Umweltzone

In vielen deutschen Ballungsräumen gibt es mittlerweile Umweltzonen. In diesen Bereichen werden an die Fahrzeuge besondere Umwelt-Anforderungen gestellt. Die Fahrzeuge benötigen in den Umweltzonen eine Ausnahmegenehmigung in Form einer Umweltplakette.

Feinstaub

Autoabgase enthalten nicht nur mehr oder weniger schädliche Gase. Bei der Verbrennung entstehenden nämlich auch viele verschiedene sehr kleine feste Partikel. Sie werden wegen ihrer kleinen Größe pauschal als Feinstaub bezeichnet.

Diese feinen Stäube werden ganz normal mit der Luft eingeatmet. Weil die Staubpartikel aber so klein sind, hat der menschliche Körper kaum Möglichkeiten, die Staubpartikel wieder auszuscheiden. Sie sammeln sich deshalb über lange Zeiträume an und können dann Krankheiten verursachen. Die Weltgesundheitsorganisation WHO schätzt, dass es wegen dees Feinstaubs jedes Jahr zu etwa 370.000 vorzeitigen Todesfällen kommt.

Die Umweltzone

In Ballungsräumen ist die Luftzirkulation durch die starke Bebauung häufig stark eingeschränkt. Feinstäube sammeln sich daher zunehmend in der Luft, bis die Feinstaubkonzentration gesundheitlich sehr bedenkliche Grenzen erreicht.

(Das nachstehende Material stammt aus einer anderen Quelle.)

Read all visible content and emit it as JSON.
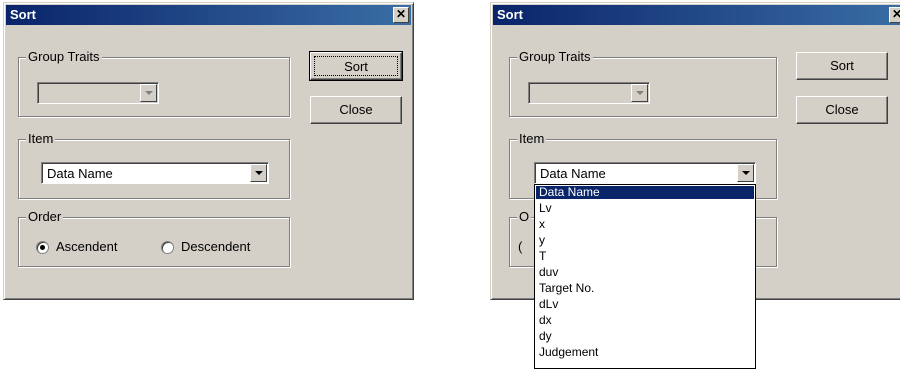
{
  "dialogs": [
    {
      "title": "Sort",
      "close_glyph": "✕",
      "group_traits": {
        "label": "Group Traits",
        "value": ""
      },
      "item": {
        "label": "Item",
        "value": "Data Name"
      },
      "order": {
        "label": "Order",
        "options": [
          "Ascendent",
          "Descendent"
        ],
        "selected": "Ascendent"
      },
      "buttons": {
        "sort": "Sort",
        "close": "Close"
      }
    },
    {
      "title": "Sort",
      "close_glyph": "✕",
      "group_traits": {
        "label": "Group Traits",
        "value": ""
      },
      "item": {
        "label": "Item",
        "value": "Data Name",
        "dropdown_open": true
      },
      "order": {
        "label": "O",
        "partial_radio": "("
      },
      "buttons": {
        "sort": "Sort",
        "close": "Close"
      }
    }
  ],
  "item_dropdown_options": [
    "Data Name",
    "Lv",
    "x",
    "y",
    "T",
    "duv",
    "Target No.",
    "dLv",
    "dx",
    "dy",
    "Judgement"
  ],
  "item_dropdown_selected": "Data Name",
  "colors": {
    "titlebar_start": "#0a246a",
    "titlebar_end": "#3a6ea5",
    "face": "#d4d0c8",
    "highlight": "#0a246a"
  }
}
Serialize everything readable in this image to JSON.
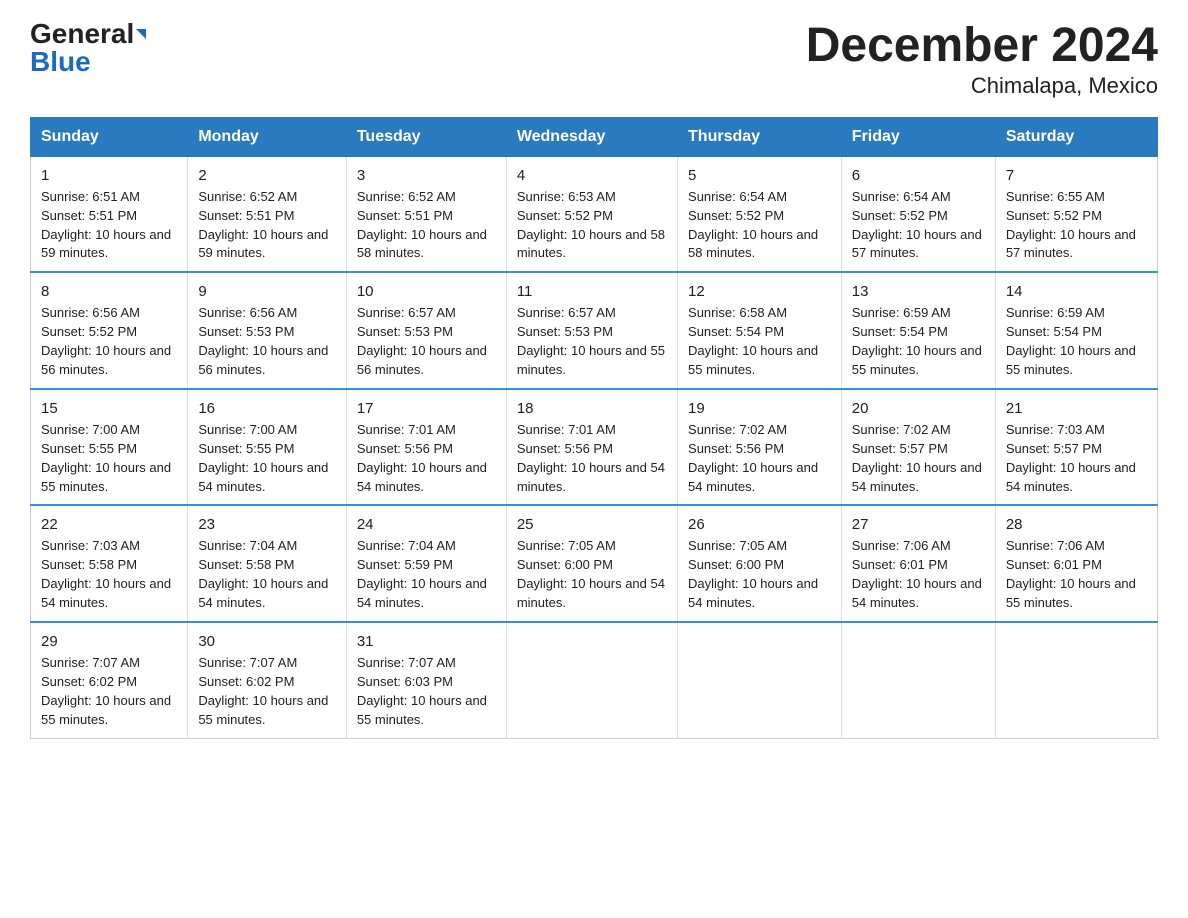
{
  "logo": {
    "general": "General",
    "blue": "Blue"
  },
  "title": "December 2024",
  "subtitle": "Chimalapa, Mexico",
  "weekdays": [
    "Sunday",
    "Monday",
    "Tuesday",
    "Wednesday",
    "Thursday",
    "Friday",
    "Saturday"
  ],
  "weeks": [
    [
      {
        "day": "1",
        "sunrise": "6:51 AM",
        "sunset": "5:51 PM",
        "daylight": "10 hours and 59 minutes."
      },
      {
        "day": "2",
        "sunrise": "6:52 AM",
        "sunset": "5:51 PM",
        "daylight": "10 hours and 59 minutes."
      },
      {
        "day": "3",
        "sunrise": "6:52 AM",
        "sunset": "5:51 PM",
        "daylight": "10 hours and 58 minutes."
      },
      {
        "day": "4",
        "sunrise": "6:53 AM",
        "sunset": "5:52 PM",
        "daylight": "10 hours and 58 minutes."
      },
      {
        "day": "5",
        "sunrise": "6:54 AM",
        "sunset": "5:52 PM",
        "daylight": "10 hours and 58 minutes."
      },
      {
        "day": "6",
        "sunrise": "6:54 AM",
        "sunset": "5:52 PM",
        "daylight": "10 hours and 57 minutes."
      },
      {
        "day": "7",
        "sunrise": "6:55 AM",
        "sunset": "5:52 PM",
        "daylight": "10 hours and 57 minutes."
      }
    ],
    [
      {
        "day": "8",
        "sunrise": "6:56 AM",
        "sunset": "5:52 PM",
        "daylight": "10 hours and 56 minutes."
      },
      {
        "day": "9",
        "sunrise": "6:56 AM",
        "sunset": "5:53 PM",
        "daylight": "10 hours and 56 minutes."
      },
      {
        "day": "10",
        "sunrise": "6:57 AM",
        "sunset": "5:53 PM",
        "daylight": "10 hours and 56 minutes."
      },
      {
        "day": "11",
        "sunrise": "6:57 AM",
        "sunset": "5:53 PM",
        "daylight": "10 hours and 55 minutes."
      },
      {
        "day": "12",
        "sunrise": "6:58 AM",
        "sunset": "5:54 PM",
        "daylight": "10 hours and 55 minutes."
      },
      {
        "day": "13",
        "sunrise": "6:59 AM",
        "sunset": "5:54 PM",
        "daylight": "10 hours and 55 minutes."
      },
      {
        "day": "14",
        "sunrise": "6:59 AM",
        "sunset": "5:54 PM",
        "daylight": "10 hours and 55 minutes."
      }
    ],
    [
      {
        "day": "15",
        "sunrise": "7:00 AM",
        "sunset": "5:55 PM",
        "daylight": "10 hours and 55 minutes."
      },
      {
        "day": "16",
        "sunrise": "7:00 AM",
        "sunset": "5:55 PM",
        "daylight": "10 hours and 54 minutes."
      },
      {
        "day": "17",
        "sunrise": "7:01 AM",
        "sunset": "5:56 PM",
        "daylight": "10 hours and 54 minutes."
      },
      {
        "day": "18",
        "sunrise": "7:01 AM",
        "sunset": "5:56 PM",
        "daylight": "10 hours and 54 minutes."
      },
      {
        "day": "19",
        "sunrise": "7:02 AM",
        "sunset": "5:56 PM",
        "daylight": "10 hours and 54 minutes."
      },
      {
        "day": "20",
        "sunrise": "7:02 AM",
        "sunset": "5:57 PM",
        "daylight": "10 hours and 54 minutes."
      },
      {
        "day": "21",
        "sunrise": "7:03 AM",
        "sunset": "5:57 PM",
        "daylight": "10 hours and 54 minutes."
      }
    ],
    [
      {
        "day": "22",
        "sunrise": "7:03 AM",
        "sunset": "5:58 PM",
        "daylight": "10 hours and 54 minutes."
      },
      {
        "day": "23",
        "sunrise": "7:04 AM",
        "sunset": "5:58 PM",
        "daylight": "10 hours and 54 minutes."
      },
      {
        "day": "24",
        "sunrise": "7:04 AM",
        "sunset": "5:59 PM",
        "daylight": "10 hours and 54 minutes."
      },
      {
        "day": "25",
        "sunrise": "7:05 AM",
        "sunset": "6:00 PM",
        "daylight": "10 hours and 54 minutes."
      },
      {
        "day": "26",
        "sunrise": "7:05 AM",
        "sunset": "6:00 PM",
        "daylight": "10 hours and 54 minutes."
      },
      {
        "day": "27",
        "sunrise": "7:06 AM",
        "sunset": "6:01 PM",
        "daylight": "10 hours and 54 minutes."
      },
      {
        "day": "28",
        "sunrise": "7:06 AM",
        "sunset": "6:01 PM",
        "daylight": "10 hours and 55 minutes."
      }
    ],
    [
      {
        "day": "29",
        "sunrise": "7:07 AM",
        "sunset": "6:02 PM",
        "daylight": "10 hours and 55 minutes."
      },
      {
        "day": "30",
        "sunrise": "7:07 AM",
        "sunset": "6:02 PM",
        "daylight": "10 hours and 55 minutes."
      },
      {
        "day": "31",
        "sunrise": "7:07 AM",
        "sunset": "6:03 PM",
        "daylight": "10 hours and 55 minutes."
      },
      null,
      null,
      null,
      null
    ]
  ],
  "labels": {
    "sunrise": "Sunrise:",
    "sunset": "Sunset:",
    "daylight": "Daylight:"
  }
}
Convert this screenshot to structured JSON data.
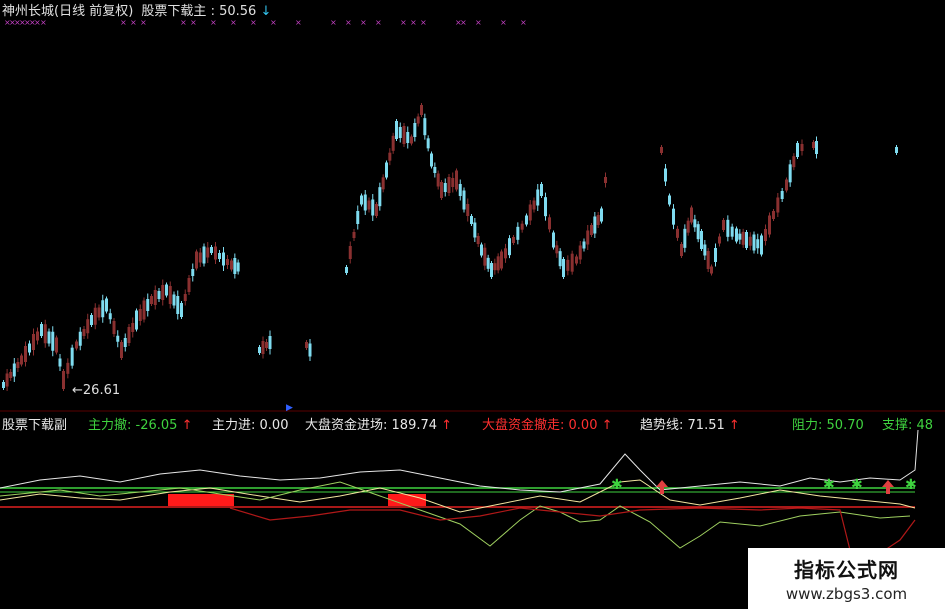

Die Idee der Umweltzone liegt nun darin, die Bewohner dieser besonders vom Feinstaub gefährdeten Areale ein wenig besser vor dem Feinstaub zu schützen. In diesen sogenannten Umweltzonen sollen nur noch Fahrzeuge fahren, die besonders wenig Feinstaub produzieren. In den Umweltzonen geht es dann aber nicht um den absoluten Ausstoss von Feinstaub, sonst dürften z.B. große Transporter ja gar nicht mehr fahren. Es geht vielmehr darum, dass die Fahrzeuge jeder Klasse mit einem Feinstaubfilter versehen sind. Ausnahmen von dieser Regelung gibt es zwar auch, sie werden aber zunehmend seltener erteilt.

Feinstaubverordnung

Die Rechtsgrundlage, nach der die Umweltzonen eingerichtet werden heißt übrigens langatmig: “Verordnung zum Erlass und zur Änderung von Vorschriften über die Kennzeichnung emissionsarmer Kraftfahrzeuge” bzw. “Fünfunddreißigste Verordnung zur Durchführung des Bundes-Immissionsschutzgesetzes”.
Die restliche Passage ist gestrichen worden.